Nov 30, 2018
A recent Airports Authority of India AIP supplement announced that aircraft flying certain PBN routes in Indian airspace must be equipped with ADS-B Out beginning Jan. 1, 2019.
Specifically, all aircraft flying PBN routes in Indian continental airspace with Designators L, M, N, P. Q, T and routes A201, A347, A465. A474, A791, B211, B466. G450, R457, R460, R461, W15, W19, W20, W29, W41, W43, W45, W47, W56S/N, W67, W111, W112, W114, W115, W118, W153, at or above flight level 290 must carry serviceable 1090 MHz ES ADS-B transmitting equipment.
Aircraft not equipped with ADS-B will be permitted to fly these routes below flight level 290.
“Although the FAA mandate for ADS-B Out compliance is Jan. 1, 2020, aircraft operators need to be aware of varying compliance dates for the airspace in which they fly,” said Doug Carr, NBAA’s vice president of international and regulatory affairs. “Indian PBN routes are just one example of regulatory requirements that differ from FAA requirements.”

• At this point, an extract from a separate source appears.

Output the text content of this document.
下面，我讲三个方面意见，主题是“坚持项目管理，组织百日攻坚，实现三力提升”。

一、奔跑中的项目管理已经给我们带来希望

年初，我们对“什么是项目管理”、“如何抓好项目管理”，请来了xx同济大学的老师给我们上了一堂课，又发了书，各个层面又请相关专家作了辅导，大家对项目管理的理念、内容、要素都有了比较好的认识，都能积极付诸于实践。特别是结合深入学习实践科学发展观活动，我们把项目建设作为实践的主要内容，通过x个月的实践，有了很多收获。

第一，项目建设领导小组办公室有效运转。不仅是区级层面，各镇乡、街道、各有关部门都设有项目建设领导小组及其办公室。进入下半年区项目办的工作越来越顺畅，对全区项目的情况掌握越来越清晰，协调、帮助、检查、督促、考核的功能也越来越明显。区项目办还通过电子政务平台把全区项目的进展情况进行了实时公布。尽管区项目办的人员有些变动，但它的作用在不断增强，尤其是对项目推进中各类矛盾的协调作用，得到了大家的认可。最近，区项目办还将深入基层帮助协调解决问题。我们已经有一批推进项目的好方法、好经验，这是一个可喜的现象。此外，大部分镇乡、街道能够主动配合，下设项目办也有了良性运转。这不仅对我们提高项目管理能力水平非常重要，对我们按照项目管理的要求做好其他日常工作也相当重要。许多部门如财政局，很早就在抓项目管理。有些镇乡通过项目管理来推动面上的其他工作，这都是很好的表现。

ADS-B equipment must meet equipage certification requirements and aircraft operational approval in accordance with one of the sources below:
- European Aviation Safety Agency – Certification considerations for the enhanced ATS in non- radar areas using ADS-B Surveillance (ADS-B-NRA) application via 1090 MHZ Extended Squitter (AMC 20-24), or
- European Aviation Safety’ Agency – Certification specifications and acceptable means of compliance for airborne communications, navigation and surveillance (CS-ACNS) Subpart D – Surveillance (SUR) (CSACNS.D.ADS-B), or
- FAA- Advisory Circular No: 20-165A (or later versions) airworthiness approval of ADS-B Out systems, or
- The equipment configuration standards in Appendix XI of Civil Aviation Order 20.18 of the Civil Aviation Safety Authority of Australia.
Indian operators must meet the provisions of Civil Aviation Requirement Section 8, Aircraft Operation. Series 8. Part V, issue 1, 25th Nov. 2014 and Operational Circular No. 17/2014.
Aircraft operators must indicate the appropriate ADS-B designator in item 10 of the ICAO Flight Plan form.
“This requirement is just another example for operators flying internationally to adequately prepare for different equipment and operating standards, including a review of recent or upcoming equipage requirements or other regulatory changes,” added Carr.